The truth is that politically radioactive words can be rehabilitated. The recent surge in socialism’s popularity is a perfect example. Back in 2008, then-presidential candidate Barack Obama constantly reassured people he was not a socialist because conventional wisdom said it was the best way to get elected. In 2016 and 2020, Bernie Sanders nearly became the Democratic nominee for president because he is a socialist. All it took was for socialists to proudly embrace the label and to communicate what the word actually means. Sanders, for instance, got a town hall organized by Fox News to cheer for government-run healthcare. At another Fox News town hall, he got the audience to applaud socialist policies like raising the minimum wage, making public higher education free, and the government taking aggressive and sweeping actions to address the climate crisis. Cornel West even got a loathsome creature like Tucker Carlson to support democratic socialism in less than fifty seconds.

That said, we should not be overly optimistic. Sanders did, after all, fail to secure the nomination. And despite the fact that Barack Obama’s neoliberal presidency culminated with Trump’s election, Biden’s presidency is already taking a predictably neoliberal turn on a range of issues, from healthcare to debt relief and more. Socialism’s image may have improved, but there is still significant work to be done. 

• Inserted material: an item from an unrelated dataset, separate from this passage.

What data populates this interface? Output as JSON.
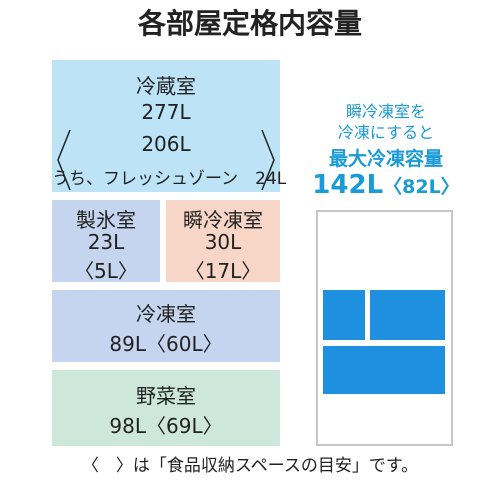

This is even truer of Luddism, which has only begun to be reevaluated over the past few years. If we are to prevent the term or at least the concept from being tarnished as it has in the past, we need to avoid making the same mistakes, particularly in how the Left has historically treated technology as a neutral entity. Accepting exploitative and disempowering technology on the assumption that it will either one day be controlled by workers—or more rapidly bring about the revolution—has been and always will be a doomed strategy. We must also, Mueller emphasizes, not fall into the trap of merely criticizing the tech industry “from a place of romantic humanism” that argues “technology alienates us from what makes us really human.” Instead, we need to recognize that the real threat is technology’s “role in the reproduction of hierarchies and injustices foisted upon most of us by business owners, bosses, and governments.” Put more plainly, “the problem of technology is its role in capitalism.”

Fortunately, today it is easier than ever to see just how partisan technology truly is. Palantir, co-founded by billionaire Peter Thiel (who donated over a million dollars to Trump’s 2016 campaign), has provided ICE, the CIA, FBI, Department of Homeland Security, and local law enforcement agencies like the LAPD and NYPD surveillance tools with the goal of creating “a single data environment, or ‘full data ecosystem,’ that integrates hundreds of millions of data points into a single search.” There is nothing neutral, or potentially seizable, about this kind of technology. And in addition to explicitly serving state interests, tech corporations like Google and Facebook wield the power and influence of states themselves.

A socialist analysis is crucial to resisting the reactionary tendencies of the tech industry. But Mueller makes it clear that, unless this analysis is informed by Luddism, the Left is bound to make the same mistakes all over again.